Hide Forgot
Description of problem: After rebooting a properly configured aeolus-conductor system, conductor does not work. Aeolus-check-services shows all service are running as expected. The problem can be corrected by running: aeolus-restart-services. More fine grained, the problem is resolved by restarting httpd. This implies that the service stop/start order used by aeolus-restart-services works, while the default initscript stop/start order does not. Version-Release number of selected component (if applicable): * aeolus-all-0.8.0-5.el6.src.rpm * aeolus-conductor-0.8.0-5.el6.src.rpm * aeolus-configure-2.5.0-3.el6.src.rpm * rubygem-aeolus-cli-0.3.0-3.el6.src.rpm * rubygem-aeolus-image-0.3.0-2.el6.src.rpm How reproducible: * 100% Steps to Reproduce: 1. Install and configure a working conductor instance 2. Reboot the system 3. Attempt to access the conductor web-ui Actual results: Expected results: Additional info: * The order aeolus-restart-services operates ... == aeolus-restart-services stop order == ntpd imagefactory conductor-dbomatic aeolus-conductor libvirtd deltacloud-core qpidd httpd postgresql iwhd mongod == aeolus-restart-services start order == mongod iwhd postgresql httpd qpidd deltacloud-core libvirtd aeolus-conductor conductor-dbomatic imagefactory ntpd * The order the each service stops and starts on a reboot ... == chkconfig start order == 20mongod 40iwhd 58ntpd 64postgresql 85httpd <-- DIFFERENT --> 85qpidd <-- DIFFERENT --> 90deltacloud-core 97libvirtd 99aeolus-conductor 99conductor-dbomatic 99imagefactory == chkconfig stop order == 01aeolus-conductor 01conductor-dbomatic 01imagefactory 03libvirtd 15httpd 15qpidd 36postgresql 60deltacloud-core 60iwhd 74ntpd 80mongod
Apologies, prematurely clicked <submit> Actual results: # aeolus-image list --images ERROR: => Failed. Response code = 503. Response message = Service Temporarily Unavailable. Expected results: # aeolus-image list --images ID Name OS OS Version Arch Description ------------------------------------ ------------ ------ ---------- ------ ----------- 4da54731-eaa4-4b14-9452-df4e0b5f78f3 configserver RHEL-6 2 x86_64 109bbb05-1685-4dba-8c71-39ab3a2b9c38 client RHEL-6 2 x86_64 63028c1f-841f-46a6-975f-df4038f8370d client RHEL-6 2 x86_64
Created attachment 555137 [details] boot log I suspect this might be related to conductor (or related component) not shutting down properly?

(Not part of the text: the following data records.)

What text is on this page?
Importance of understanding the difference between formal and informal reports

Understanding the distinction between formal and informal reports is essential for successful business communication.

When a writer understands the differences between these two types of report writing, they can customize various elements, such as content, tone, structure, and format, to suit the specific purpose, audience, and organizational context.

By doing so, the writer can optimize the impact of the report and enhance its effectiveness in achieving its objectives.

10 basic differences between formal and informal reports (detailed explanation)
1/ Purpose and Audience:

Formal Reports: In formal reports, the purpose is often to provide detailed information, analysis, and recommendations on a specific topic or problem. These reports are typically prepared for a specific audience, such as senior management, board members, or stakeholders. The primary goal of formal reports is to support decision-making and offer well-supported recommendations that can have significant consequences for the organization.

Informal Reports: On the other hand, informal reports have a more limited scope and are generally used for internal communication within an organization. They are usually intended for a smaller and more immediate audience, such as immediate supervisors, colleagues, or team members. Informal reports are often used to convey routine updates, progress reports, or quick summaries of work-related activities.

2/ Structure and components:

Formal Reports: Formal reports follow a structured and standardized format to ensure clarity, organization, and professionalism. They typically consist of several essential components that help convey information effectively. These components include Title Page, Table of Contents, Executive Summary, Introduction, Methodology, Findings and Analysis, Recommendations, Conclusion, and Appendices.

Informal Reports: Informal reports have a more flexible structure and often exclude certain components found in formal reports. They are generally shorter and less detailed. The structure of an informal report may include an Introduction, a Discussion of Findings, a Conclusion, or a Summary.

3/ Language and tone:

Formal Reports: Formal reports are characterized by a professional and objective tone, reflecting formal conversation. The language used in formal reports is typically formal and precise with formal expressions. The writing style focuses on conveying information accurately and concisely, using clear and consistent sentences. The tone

I'm not able to reproduce this on a fresh installation. The first error I see in the boot log is: waiting for mongod to listen on localhost:27017waiting for mongod to listen on localhost:27017[FAILED] If mongod is not starting then that certainly can explain the issue on reboot. Is there anything of note in /var/log/mongodb/mongodb.log ?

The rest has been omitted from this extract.